Too Punny 3

He had a photographic memory which was never developed.

A thief who stole a calendar got twelve months.

When the smog lifts in Los Angeles U.C.L.A.

When a clock is hungry it goes back four seconds.

When she saw her first strands of grey hair she thought she’d dye.

Acupuncture is a jab well done.

See previous list for more

Mental States

Temporarily out of my mind.  Please leave a message

If you are agitated and confused, my work here is done

You can’t make everyone happy, so concentrate on me!

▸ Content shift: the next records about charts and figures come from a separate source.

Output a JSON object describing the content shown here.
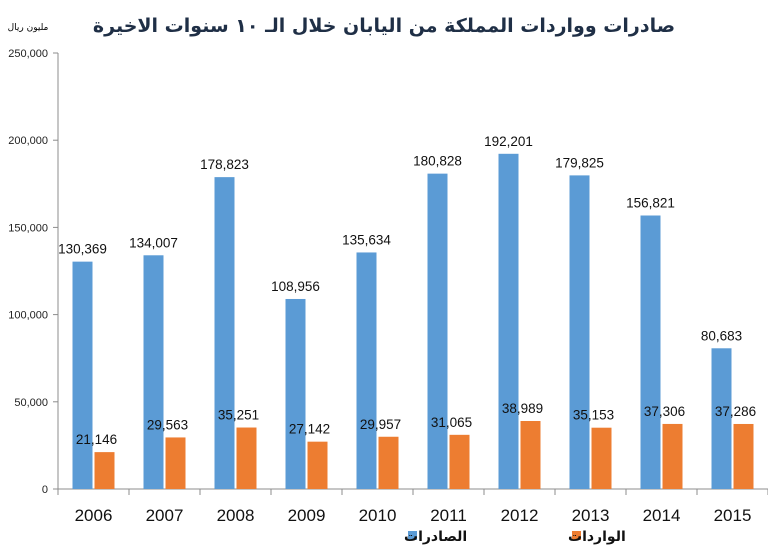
{
  "chart_data": {
    "type": "bar",
    "title": "صادرات وواردات المملكة من اليابان خلال الـ ١٠ سنوات الاخيرة",
    "ylabel": "مليون ريال",
    "xlabel": "",
    "ylim": [
      0,
      250000
    ],
    "yticks": [
      0,
      50000,
      100000,
      150000,
      200000,
      250000
    ],
    "ytick_labels": [
      "0",
      "50,000",
      "100,000",
      "150,000",
      "200,000",
      "250,000"
    ],
    "categories": [
      "2006",
      "2007",
      "2008",
      "2009",
      "2010",
      "2011",
      "2012",
      "2013",
      "2014",
      "2015"
    ],
    "series": [
      {
        "name": "الصادرات",
        "color": "#5b9bd5",
        "values": [
          130369,
          134007,
          178823,
          108956,
          135634,
          180828,
          192201,
          179825,
          156821,
          80683
        ],
        "labels": [
          "130,369",
          "134,007",
          "178,823",
          "108,956",
          "135,634",
          "180,828",
          "192,201",
          "179,825",
          "156,821",
          "80,683"
        ]
      },
      {
        "name": "الواردات",
        "color": "#ed7d31",
        "values": [
          21146,
          29563,
          35251,
          27142,
          29957,
          31065,
          38989,
          35153,
          37306,
          37286
        ],
        "labels": [
          "21,146",
          "29,563",
          "35,251",
          "27,142",
          "29,957",
          "31,065",
          "38,989",
          "35,153",
          "37,306",
          "37,286"
        ]
      }
    ],
    "grid": false,
    "legend": "bottom"
  }
}
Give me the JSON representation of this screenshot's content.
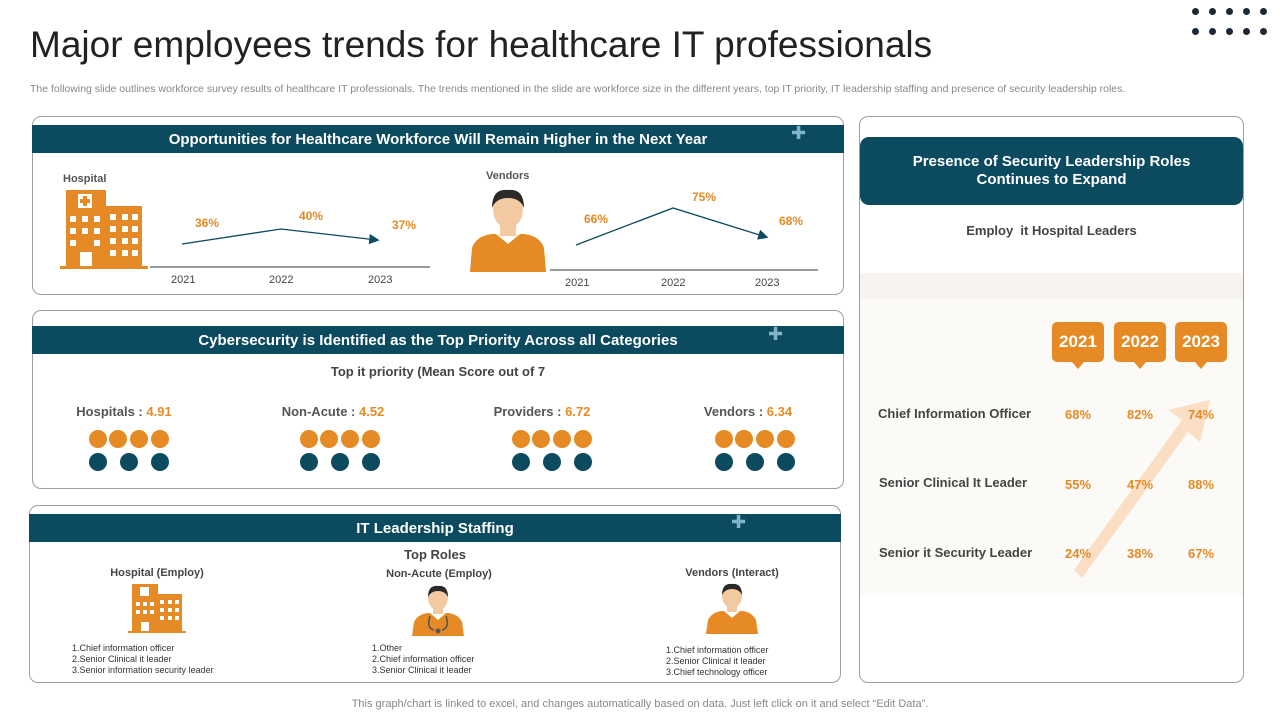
{
  "title": "Major employees trends for healthcare IT professionals",
  "subtitle": "The following slide outlines workforce survey results of healthcare IT professionals. The trends mentioned in the slide are workforce size in the different years, top IT priority, IT leadership staffing and presence of security leadership roles.",
  "workforce": {
    "heading": "Opportunities for Healthcare Workforce Will Remain Higher in the Next Year",
    "hospital": {
      "label": "Hospital",
      "values": [
        "36%",
        "40%",
        "37%"
      ],
      "years": [
        "2021",
        "2022",
        "2023"
      ]
    },
    "vendors": {
      "label": "Vendors",
      "values": [
        "66%",
        "75%",
        "68%"
      ],
      "years": [
        "2021",
        "2022",
        "2023"
      ]
    }
  },
  "priority": {
    "heading": "Cybersecurity is Identified as the Top Priority Across all Categories",
    "subheading": "Top it priority (Mean Score out of 7",
    "items": [
      {
        "label": "Hospitals",
        "sep": " : ",
        "score": "4.91"
      },
      {
        "label": "Non-Acute",
        "sep": " : ",
        "score": "4.52"
      },
      {
        "label": "Providers",
        "sep": " : ",
        "score": "6.72"
      },
      {
        "label": "Vendors",
        "sep": " : ",
        "score": "6.34"
      }
    ]
  },
  "staffing": {
    "heading": "IT Leadership Staffing",
    "subheading": "Top Roles",
    "groups": [
      {
        "title": "Hospital (Employ)",
        "roles": [
          "1.Chief information officer",
          "2.Senior Clinical it leader",
          "3.Senior information security leader"
        ]
      },
      {
        "title": "Non-Acute (Employ)",
        "roles": [
          "1.Other",
          "2.Chief information officer",
          "3.Senior Clinical it leader"
        ]
      },
      {
        "title": "Vendors (Interact)",
        "roles": [
          "1.Chief information officer",
          "2.Senior Clinical it leader",
          "3.Chief technology officer"
        ]
      }
    ]
  },
  "security": {
    "heading": "Presence of Security Leadership Roles Continues to Expand",
    "subheading": "Employ  it Hospital Leaders",
    "years": [
      "2021",
      "2022",
      "2023"
    ],
    "rows": [
      {
        "label": "Chief Information Officer",
        "values": [
          "68%",
          "82%",
          "74%"
        ]
      },
      {
        "label": "Senior Clinical It Leader",
        "values": [
          "55%",
          "47%",
          "88%"
        ]
      },
      {
        "label": "Senior it Security Leader",
        "values": [
          "24%",
          "38%",
          "67%"
        ]
      }
    ]
  },
  "footer": "This graph/chart is linked to excel,  and changes automatically based on data. Just left click on it and select “Edit Data”.",
  "colors": {
    "accent": "#e58a24",
    "primary": "#0c4a60"
  }
}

Gone to my happy place… be back soon.

My train of thought has left the station

I haven’t lost my mind; I have a backup somewhere.

Supple

”I said to the Gym instructor “Can you teach me to do the splits?”

He said, ”How flexible are you?”

I said, ”I can’t make Tuesdays”.

 

Good and Bad News

To the beat of the drum, the slaves rowed the boat across the ocean, and the strain of every stroke showed on their faces. When the first mate appeared on deck, the drum was silent and the oars stilled.

“Men,” he announced, “I have some good news and some bad news. The good news is you can stop rowing for today. We’ve reached an island.”

The slaves dropped their oars with a sigh of relief.

“We’ll kill a few boars, drink rum and have a feast,” he continued.

The slaves whispered among themselves in anticipation of the big event. Except one, who asked, “What’s the bad news?”

“Well,” replied the first mate, “tomorrow the captain wants to go waterskiing.”

 

Cured?

A fellow walked into a drugstore and headed to the back to speak to the pharmacist. “Do you have anything for hiccups?” he asked. Without warning, the pharmacist reached over and gave the man a sharp smack on the shoulder. “Did that help?” he inquired. “I don’t know,” the startled man replied. “I’ll have to ask my wife. She’s waiting in the car.”